An online version of A Living Poem was also made available on MoMA's site, as well as on Stiles' website. The poem also inspired A Living Poem: The Codex, a book whose copies are unique.

==Reception and themes==
Shae Centanni of Washington Square News remarked that A Living Poem "shows how, with the right care, artificial intelligence can be an artist's most treasured tool", explaining that it counters the idea of existential risk from artificial intelligence by "treat[ing] it as a mirror, a muse and a medium for creativity". Droitcour remarked that "MoMA has opted in so hard to A.I. that it's another way of opting out—gliding over" the installation, explaining that "museums can choose not to become data centers that grind their collections into digital slurry". Last-Bernal called it "Frankenstein's monster as an immortal living poem—autonomous, ever-changing and evolving before your very eyes".

Centanni describes the perceived uniquity of each visit to the exhibition as the "most compelling element of this installation", citing for example the introspective and visceral nature of several verses, which allow the poem's algorithm to "understand this deeply human experience". Last-Bernal notes that this provides "a uniquely subjective encounter for every viewer" by providing verses "shaped by the viewer's own internal landscape", and that the soundscape enhances the immersive nature of the poem. Droitcour called A Living Poem "the kind of visceral, intimate confrontations between bodies and technologies that can be found in performances or small Brooklyn galleries". Nguyen said that despite its tendency to display human emotions or self-awareness, the poem's penchant for direct address "only emphasizes the distance between the machine-speaker and reader", comparing this to the knowledge limitations inherent in large language models.

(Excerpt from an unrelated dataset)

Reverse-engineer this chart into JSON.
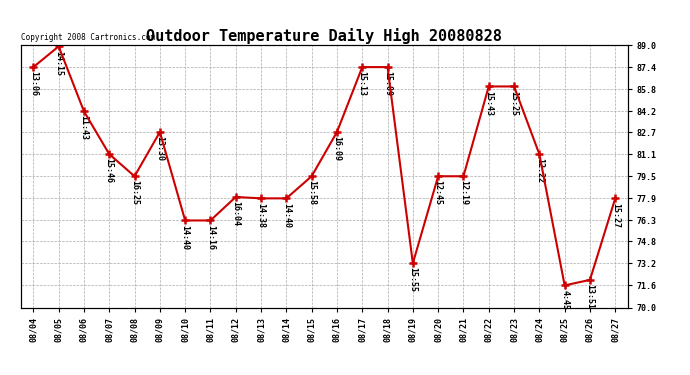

Writing for Scientific American, Deni Ellis Béchard noted the contrast between combining poetry and AI in A Living Poem, saying "one [is] deeply human; the other cold and mechanical". Centanni notes that A Living Poem challenges the idea of art by being capable of infinite regeneration, explaining that Technelegy "blurs the boundaries between humans and AI while creating art". Last-Bernal said that the poem depicts the art of poetry as "a medium of living and evolving communication" and "synthesiz[es] her artistic process with technology", in line with her combination of emerging technology and creative writing.